I contro-dispositivi di Élodie Rougeaux-Léaux
by Francesco Aprile
L’artista marsigliese Élodie Rougeaux-Léaux ci pone davanti a tracciati che solleticano il senso comune proprio a partire dalla loro provenienza, dalla loro estrema vicinanza e appartenenza a un mondo al cui interno siamo collocati e da cui siamo strutturati. Nell’indagine sui media, perché a mio avviso di questo si tratta, Rougeaux-Léaux usa i materiali, il corpo, i linguaggi, la lingua in sé come bagaglio d’esperienze e memorie già date, acquisite, facilmente riconoscibili eppure appartenenti a modi che sono, o possono risultare, estranei.

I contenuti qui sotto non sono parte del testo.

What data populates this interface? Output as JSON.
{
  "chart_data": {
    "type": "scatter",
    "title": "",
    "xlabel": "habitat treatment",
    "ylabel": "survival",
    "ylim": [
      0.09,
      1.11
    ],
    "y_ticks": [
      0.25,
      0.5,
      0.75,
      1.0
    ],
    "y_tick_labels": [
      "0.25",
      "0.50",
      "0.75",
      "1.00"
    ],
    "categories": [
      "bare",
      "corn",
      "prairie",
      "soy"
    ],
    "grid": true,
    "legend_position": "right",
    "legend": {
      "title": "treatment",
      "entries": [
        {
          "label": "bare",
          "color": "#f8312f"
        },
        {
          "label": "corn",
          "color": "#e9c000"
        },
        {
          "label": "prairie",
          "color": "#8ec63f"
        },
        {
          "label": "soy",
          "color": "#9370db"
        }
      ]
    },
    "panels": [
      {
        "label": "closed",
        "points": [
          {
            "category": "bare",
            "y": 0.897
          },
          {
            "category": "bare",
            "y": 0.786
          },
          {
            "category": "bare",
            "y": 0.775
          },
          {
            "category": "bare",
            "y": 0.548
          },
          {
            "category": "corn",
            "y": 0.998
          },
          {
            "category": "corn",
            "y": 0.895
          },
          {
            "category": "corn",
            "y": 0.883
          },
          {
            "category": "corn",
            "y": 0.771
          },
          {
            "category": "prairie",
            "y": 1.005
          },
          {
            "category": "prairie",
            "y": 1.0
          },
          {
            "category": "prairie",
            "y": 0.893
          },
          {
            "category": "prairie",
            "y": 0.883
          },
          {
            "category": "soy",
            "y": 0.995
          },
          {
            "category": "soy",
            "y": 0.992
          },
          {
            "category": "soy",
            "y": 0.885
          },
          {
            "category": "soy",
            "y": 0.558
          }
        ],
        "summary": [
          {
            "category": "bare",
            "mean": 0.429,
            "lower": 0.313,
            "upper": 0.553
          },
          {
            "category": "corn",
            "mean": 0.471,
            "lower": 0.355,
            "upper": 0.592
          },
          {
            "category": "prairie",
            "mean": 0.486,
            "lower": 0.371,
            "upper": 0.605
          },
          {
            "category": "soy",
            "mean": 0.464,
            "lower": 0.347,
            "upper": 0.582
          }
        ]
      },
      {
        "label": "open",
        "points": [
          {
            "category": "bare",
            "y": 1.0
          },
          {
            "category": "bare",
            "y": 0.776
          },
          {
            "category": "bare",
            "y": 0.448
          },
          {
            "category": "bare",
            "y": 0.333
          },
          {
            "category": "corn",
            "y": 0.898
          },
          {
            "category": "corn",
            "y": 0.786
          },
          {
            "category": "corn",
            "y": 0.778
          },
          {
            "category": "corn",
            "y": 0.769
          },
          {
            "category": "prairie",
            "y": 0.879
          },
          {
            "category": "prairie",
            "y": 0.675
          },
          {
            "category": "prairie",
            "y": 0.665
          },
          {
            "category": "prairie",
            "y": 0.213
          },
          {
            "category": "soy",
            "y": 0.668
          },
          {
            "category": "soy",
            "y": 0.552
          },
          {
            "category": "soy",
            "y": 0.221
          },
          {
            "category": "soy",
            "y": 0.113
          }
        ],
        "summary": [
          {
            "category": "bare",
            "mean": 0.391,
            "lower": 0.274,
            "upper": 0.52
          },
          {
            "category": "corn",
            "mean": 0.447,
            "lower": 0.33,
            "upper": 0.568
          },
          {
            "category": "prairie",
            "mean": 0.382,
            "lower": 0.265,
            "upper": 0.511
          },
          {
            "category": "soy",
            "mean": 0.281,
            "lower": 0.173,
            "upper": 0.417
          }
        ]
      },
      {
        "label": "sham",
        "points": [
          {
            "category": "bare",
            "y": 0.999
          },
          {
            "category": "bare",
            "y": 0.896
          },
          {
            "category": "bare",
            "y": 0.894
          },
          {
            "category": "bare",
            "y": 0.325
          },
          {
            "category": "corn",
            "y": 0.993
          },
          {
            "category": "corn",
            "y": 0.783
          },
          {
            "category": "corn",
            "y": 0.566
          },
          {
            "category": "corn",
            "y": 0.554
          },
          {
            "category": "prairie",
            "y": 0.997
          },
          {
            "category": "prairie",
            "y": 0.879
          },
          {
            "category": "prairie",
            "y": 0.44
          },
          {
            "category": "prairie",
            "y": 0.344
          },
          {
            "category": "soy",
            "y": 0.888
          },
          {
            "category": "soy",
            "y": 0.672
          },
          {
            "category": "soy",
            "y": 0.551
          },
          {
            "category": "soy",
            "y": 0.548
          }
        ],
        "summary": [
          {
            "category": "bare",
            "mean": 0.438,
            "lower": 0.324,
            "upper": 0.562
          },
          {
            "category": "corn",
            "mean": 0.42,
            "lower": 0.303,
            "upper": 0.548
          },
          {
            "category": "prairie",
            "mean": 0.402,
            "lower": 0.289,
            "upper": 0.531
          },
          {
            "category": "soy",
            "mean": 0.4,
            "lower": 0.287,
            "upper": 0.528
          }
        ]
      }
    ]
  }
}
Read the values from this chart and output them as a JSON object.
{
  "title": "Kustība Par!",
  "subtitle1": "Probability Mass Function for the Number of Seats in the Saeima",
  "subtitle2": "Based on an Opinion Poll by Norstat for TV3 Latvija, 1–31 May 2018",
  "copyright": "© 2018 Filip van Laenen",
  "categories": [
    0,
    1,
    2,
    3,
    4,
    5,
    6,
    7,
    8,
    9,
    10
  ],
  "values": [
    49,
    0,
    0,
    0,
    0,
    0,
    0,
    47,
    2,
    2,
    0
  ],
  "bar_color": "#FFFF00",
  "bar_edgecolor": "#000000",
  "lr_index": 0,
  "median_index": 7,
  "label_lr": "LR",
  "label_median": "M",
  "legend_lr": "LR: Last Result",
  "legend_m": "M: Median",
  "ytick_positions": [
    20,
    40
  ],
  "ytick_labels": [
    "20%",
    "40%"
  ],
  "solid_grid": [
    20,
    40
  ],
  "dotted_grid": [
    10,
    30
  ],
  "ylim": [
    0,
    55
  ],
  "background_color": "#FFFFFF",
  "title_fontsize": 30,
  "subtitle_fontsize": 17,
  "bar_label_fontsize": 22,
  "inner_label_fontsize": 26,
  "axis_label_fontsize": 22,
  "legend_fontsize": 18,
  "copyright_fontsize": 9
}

Il mondo è un magazzino di segni. Goldsmith ci ricorda che la produzione testuale è, storicamente, sovrabbondante, che siamo circondati da materiali testuali e, sulla scia di correnti come neoismo/plagiarismo, possiamo attingere a questo magazzino anziché tentare di creare da zero un ulteriore serbatoio segnico-linguistico. A questo punto, il suo lavoro oscilla fra la presenza di un serbatoio già dato e la possibilità di un processo d’esistenza che nel suo svolgersi tende a disfarsi, a perdere tracce, informazioni, elementi determinanti per una calibrazione dei messaggi, dei segni, delle azioni. L’analisi sui media si struttura per uno sguardo al contempo storico e contemporaneo. Il linguaggio è il territorio privilegiato di un’azione politica. L’indagine è indirizzata verso quei dispositivi che, in quanto tali, svolgono una funzione dominante, si danno come agglomerato eterogeneo di discorsi concatenati in rete. Il rapporto e l’incidenza che questi dispositivi stabiliscono con e nella nostra quotidianità è il campo d’analisi attraverso cui muove le proprie pratiche, rivolte con forza espressiva verso una disattualizzazione dei dispositivi, nel modo in cui all’immagine digitale aprospettica (senza spessore) viene contrapposta la cifra esistenziale di una oggettualità ritrovata in materiali d’uso comune attraverso cui riproporre il linguaggio della rete. Così, nell’ottica googlism dell’estrazione di termini, non trovati ma cercati, e modalità d’uso dal motore di ricerca e nella condizione flarf, di un qualcosa di estraneo al propriamente poetico, mette in scena una serie di termini fra i più utilizzati su instagram, i quali finiscono per mettere a nudo lo strumento mostrando come lo statuto dominante sia quello dell’esclusione: le parole, i concetti, si soffermano sulla dominanza di un discorso ad ogni modo e costo felice, relegando al fallimento ogni altra espressione emotiva, vitale. L’esperienza del “positivo”, nell’accostamento forzato e innaturale dei termini concorre alla costruzione e rivelazione di un negativo quanto mai necessario e più reale dell’esperienza forzata del “realismo” digitale più affine al marketing personale che non ad altro. L’autrice svela i tracciati del non detto, del taciuto, li restituisce a nuova vita ancorandoli a strutture non più immateriali, ma rimaterializzandoli introduce spazi d’ombra, lacune, aree d’instabilità organizzata nel reale quotidiano.